Typically, you will have had an MRI that shows disc degeneration. Often you have a CT scan performed to verify the bony architecture of the joints and vertebrae. Dr. Lanman will correlate the results of these tests with findings from your history and physical examination to help determine the source of your pain.
The PRESTIGE® Cervical Disc is a stainless steel surgical implant indicated to treat patients suffering from degenerative disc disease (DDD) of the cervical (neck) spine. The patented ball-and-trough design allows for a variable center of rotation, meaning the disc is designed to better replicate the motion of a naturally functioning cervical spine.
It is estimated that more than 200,000 patients receive surgical treatment for cervical DDD. Patients suffering from single-level cervical DDD with problematic radiculopathy which is arm pain numbness, tingling, and/or weakness from a pinched nerve in the neck related to a herniated disc. Many patients will also have some element of neck pain going along with it. Patients may also have bone spurs causing irritation of the nerve root, with arm pain and/or neck pain.
Spinal fusion is the current standard of care for patients suffering from DDD. It is a widely used and successful therapy that shows a 95% success rate based on radiographic imaging. However, fusions restrict motion at treated levels and literature suggests that it may cause additional complications at adjacent levels of the spine. The PRESTIGE Cervical Disc design allows for preservation of motion at the treated level and is an effective and safe treatment for many patients. Spinal fusions will still be indicated for certain patients, but there now exists another option for patients suffering from DDD.
The disc was approved by the FDA after reviewing data from the largest completed clinical trial to date involving the cervical spine. Patients in the study showed superior overall success and superior neurological success which incorporated sensory, motor, and reflex functions. The PRESTIGE Disc is the first artificial disc approved by the FDA for use in the U.S.

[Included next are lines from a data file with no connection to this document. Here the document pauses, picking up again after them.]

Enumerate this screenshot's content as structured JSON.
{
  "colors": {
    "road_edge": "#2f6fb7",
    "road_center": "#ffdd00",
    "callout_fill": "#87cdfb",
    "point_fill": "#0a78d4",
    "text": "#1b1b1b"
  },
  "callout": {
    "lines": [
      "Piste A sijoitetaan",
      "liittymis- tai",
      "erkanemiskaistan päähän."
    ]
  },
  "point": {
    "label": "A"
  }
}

The Bryan Cervical disc is a composite device with articulating polyurethane ring with a saline-filled chamber. It attaches to the bone via ingrowth of the vertebral bone into the porous-coated end plates for final fixation. The fixation process of healing takes 2 months.
The Prodisc-C is a chrome cobalt metal device, which is secured into the host vertebrae by a keel as well as by bony ingrowth. It features a semi-constrained design with an ultra-high density polyurethane dome articulating in an oval-shaped metal cup.

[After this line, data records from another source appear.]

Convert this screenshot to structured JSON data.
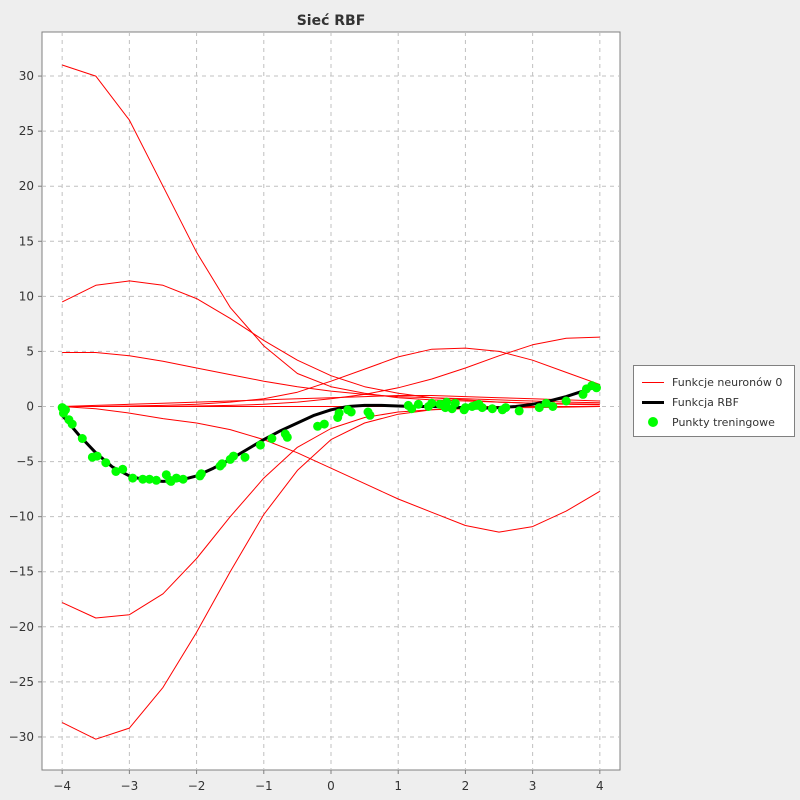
{
  "chart_data": {
    "type": "line",
    "title": "Sieć RBF",
    "xlabel": "",
    "ylabel": "",
    "xlim": [
      -4.3,
      4.3
    ],
    "ylim": [
      -33,
      34
    ],
    "xticks": [
      -4,
      -3,
      -2,
      -1,
      0,
      1,
      2,
      3,
      4
    ],
    "yticks": [
      30,
      25,
      20,
      15,
      10,
      5,
      0,
      -5,
      -10,
      -15,
      -20,
      -25,
      -30
    ],
    "grid": true,
    "legend_position": "right",
    "colors": {
      "neurons": "#ff0000",
      "rbf": "#000000",
      "points": "#00ff00"
    },
    "neuron_functions": [
      {
        "x": [
          -4,
          -3.5,
          -3,
          -2.5,
          -2,
          -1.5,
          -1,
          -0.5,
          0,
          0.5,
          1,
          1.5,
          2,
          2.5,
          3,
          3.5,
          4
        ],
        "y": [
          31,
          30,
          26,
          20,
          14,
          9,
          5.5,
          3,
          1.8,
          1.2,
          0.8,
          0.6,
          0.5,
          0.4,
          0.3,
          0.25,
          0.2
        ]
      },
      {
        "x": [
          -4,
          -3.5,
          -3,
          -2.5,
          -2,
          -1.5,
          -1,
          -0.5,
          0,
          0.5,
          1,
          1.5,
          2,
          2.5,
          3,
          3.5,
          4
        ],
        "y": [
          9.5,
          11,
          11.4,
          11,
          9.8,
          8,
          6,
          4.2,
          2.8,
          1.8,
          1.2,
          0.8,
          0.6,
          0.4,
          0.3,
          0.2,
          0.15
        ]
      },
      {
        "x": [
          -4,
          -3.5,
          -3,
          -2.5,
          -2,
          -1.5,
          -1,
          -0.5,
          0,
          0.5,
          1,
          1.5,
          2,
          2.5,
          3,
          3.5,
          4
        ],
        "y": [
          4.9,
          4.9,
          4.6,
          4.1,
          3.5,
          2.9,
          2.3,
          1.8,
          1.4,
          1.1,
          0.9,
          0.8,
          0.7,
          0.6,
          0.5,
          0.4,
          0.35
        ]
      },
      {
        "x": [
          -4,
          -3.5,
          -3,
          -2.5,
          -2,
          -1.5,
          -1,
          -0.5,
          0,
          0.5,
          1,
          1.5,
          2,
          2.5,
          3,
          3.5,
          4
        ],
        "y": [
          0,
          0,
          0.05,
          0.1,
          0.2,
          0.4,
          0.7,
          1.3,
          2.3,
          3.4,
          4.5,
          5.2,
          5.3,
          5,
          4.2,
          3.1,
          2
        ]
      },
      {
        "x": [
          -4,
          -3.5,
          -3,
          -2.5,
          -2,
          -1.5,
          -1,
          -0.5,
          0,
          0.5,
          1,
          1.5,
          2,
          2.5,
          3,
          3.5,
          4
        ],
        "y": [
          0,
          0,
          0,
          0,
          0.05,
          0.1,
          0.2,
          0.4,
          0.7,
          1.1,
          1.7,
          2.5,
          3.5,
          4.6,
          5.6,
          6.2,
          6.3
        ]
      },
      {
        "x": [
          -4,
          -3.5,
          -3,
          -2.5,
          -2,
          -1.5,
          -1,
          -0.5,
          0,
          0.5,
          1,
          1.5,
          2,
          2.5,
          3,
          3.5,
          4
        ],
        "y": [
          0,
          0.1,
          0.2,
          0.3,
          0.4,
          0.5,
          0.6,
          0.7,
          0.8,
          0.9,
          1,
          1,
          0.9,
          0.8,
          0.7,
          0.6,
          0.5
        ]
      },
      {
        "x": [
          -4,
          -3.5,
          -3,
          -2.5,
          -2,
          -1.5,
          -1,
          -0.5,
          0,
          0.5,
          1,
          1.5,
          2,
          2.5,
          3,
          3.5,
          4
        ],
        "y": [
          0,
          0,
          0,
          0,
          0,
          0,
          0,
          0,
          0,
          0,
          0,
          0,
          0,
          0,
          0,
          0,
          0
        ]
      },
      {
        "x": [
          -4,
          -3.5,
          -3,
          -2.5,
          -2,
          -1.5,
          -1,
          -0.5,
          0,
          0.5,
          1,
          1.5,
          2,
          2.5,
          3,
          3.5,
          4
        ],
        "y": [
          0,
          -0.2,
          -0.6,
          -1.1,
          -1.5,
          -2.1,
          -3,
          -4.2,
          -5.6,
          -7,
          -8.4,
          -9.6,
          -10.8,
          -11.4,
          -10.9,
          -9.5,
          -7.7
        ]
      },
      {
        "x": [
          -4,
          -3.5,
          -3,
          -2.5,
          -2,
          -1.5,
          -1,
          -0.5,
          0,
          0.5,
          1,
          1.5,
          2,
          2.5,
          3,
          3.5,
          4
        ],
        "y": [
          -17.8,
          -19.2,
          -18.9,
          -17,
          -13.8,
          -10,
          -6.5,
          -3.7,
          -2,
          -1,
          -0.5,
          -0.3,
          -0.2,
          -0.1,
          -0.1,
          -0.05,
          0
        ]
      },
      {
        "x": [
          -4,
          -3.5,
          -3,
          -2.5,
          -2,
          -1.5,
          -1,
          -0.5,
          0,
          0.5,
          1,
          1.5,
          2,
          2.5,
          3,
          3.5,
          4
        ],
        "y": [
          -28.7,
          -30.2,
          -29.2,
          -25.5,
          -20.5,
          -15,
          -9.8,
          -5.8,
          -3,
          -1.5,
          -0.7,
          -0.3,
          -0.1,
          -0.05,
          0,
          0,
          0
        ]
      }
    ],
    "series": [
      {
        "name": "Funkcja RBF",
        "type": "line",
        "x": [
          -4,
          -3.75,
          -3.5,
          -3.25,
          -3,
          -2.75,
          -2.5,
          -2.25,
          -2,
          -1.75,
          -1.5,
          -1.25,
          -1,
          -0.75,
          -0.5,
          -0.25,
          0,
          0.25,
          0.5,
          0.75,
          1,
          1.25,
          1.5,
          1.75,
          2,
          2.25,
          2.5,
          2.75,
          3,
          3.25,
          3.5,
          3.75,
          4
        ],
        "y": [
          -0.8,
          -2.6,
          -4.2,
          -5.5,
          -6.3,
          -6.7,
          -6.8,
          -6.7,
          -6.3,
          -5.6,
          -4.8,
          -3.9,
          -3.0,
          -2.2,
          -1.5,
          -0.8,
          -0.3,
          0,
          0.1,
          0.1,
          0.05,
          0,
          0,
          -0.05,
          -0.1,
          -0.15,
          -0.1,
          0,
          0.2,
          0.5,
          0.9,
          1.4,
          1.9
        ]
      },
      {
        "name": "Punkty treningowe",
        "type": "scatter",
        "x": [
          -4,
          -3.98,
          -3.95,
          -3.9,
          -3.85,
          -3.7,
          -3.55,
          -3.48,
          -3.35,
          -3.2,
          -3.1,
          -2.95,
          -2.8,
          -2.7,
          -2.6,
          -2.45,
          -2.4,
          -2.38,
          -2.3,
          -2.2,
          -1.95,
          -1.93,
          -1.65,
          -1.62,
          -1.5,
          -1.45,
          -1.28,
          -1.05,
          -0.88,
          -0.68,
          -0.65,
          -0.2,
          -0.1,
          0.1,
          0.12,
          0.25,
          0.3,
          0.55,
          0.58,
          1.15,
          1.2,
          1.3,
          1.45,
          1.5,
          1.62,
          1.7,
          1.72,
          1.8,
          1.85,
          1.98,
          2.0,
          2.1,
          2.15,
          2.2,
          2.25,
          2.4,
          2.55,
          2.6,
          2.8,
          3.1,
          3.2,
          3.3,
          3.5,
          3.75,
          3.8,
          3.88,
          3.95
        ],
        "y": [
          -0.1,
          -0.6,
          -0.3,
          -1.2,
          -1.6,
          -2.9,
          -4.6,
          -4.5,
          -5.1,
          -5.9,
          -5.7,
          -6.5,
          -6.6,
          -6.6,
          -6.7,
          -6.2,
          -6.7,
          -6.8,
          -6.5,
          -6.6,
          -6.3,
          -6.1,
          -5.4,
          -5.2,
          -4.8,
          -4.5,
          -4.6,
          -3.5,
          -2.9,
          -2.5,
          -2.8,
          -1.8,
          -1.6,
          -1.0,
          -0.6,
          -0.3,
          -0.5,
          -0.5,
          -0.8,
          0.1,
          -0.2,
          0.2,
          0,
          0.3,
          0.2,
          -0.1,
          0.4,
          -0.2,
          0.3,
          -0.3,
          -0.1,
          0,
          0.1,
          0.2,
          -0.1,
          -0.2,
          -0.3,
          -0.1,
          -0.4,
          -0.1,
          0.3,
          0,
          0.5,
          1.1,
          1.6,
          1.9,
          1.7
        ]
      }
    ],
    "legend": [
      {
        "label": "Funkcje neuronów 0",
        "kind": "thin-line"
      },
      {
        "label": "Funkcja RBF",
        "kind": "thick-line"
      },
      {
        "label": "Punkty treningowe",
        "kind": "dot"
      }
    ]
  }
}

The Secure-C cervical artificial disc is a cobalt-chrome metal device, which is secured into the host vertebrae by a keel as well as bony ingrowth through a plasma spray coating. It features an unconstrained design with an ultra-high density polyurethane core articulating in an oval-shaped metal cup on the top and a trough on the bottom. This allows for a more natural physiologic motion of the cervical spine.
The PCM cervical artificial disc is composed of two alloy metal endplates, one with a spacer. The endplate surfaces that face the bone have ridges and are coated to enhance post-operative fixation to the bone. The Porous Coated Motion (PCM) cervical artificial disc is designed to preserve flexibility and motion by keeping the normal cervical spacing intact.
The Mobi-C® Cervical Disc Prosthesis consists of two metal (cobalt-chrome alloy) endplates and a plastic (ultra-high molecular weight polyethylene) insert. It has a hydroxyapatite coating over the metal plates to provide fixation to the vertebrae.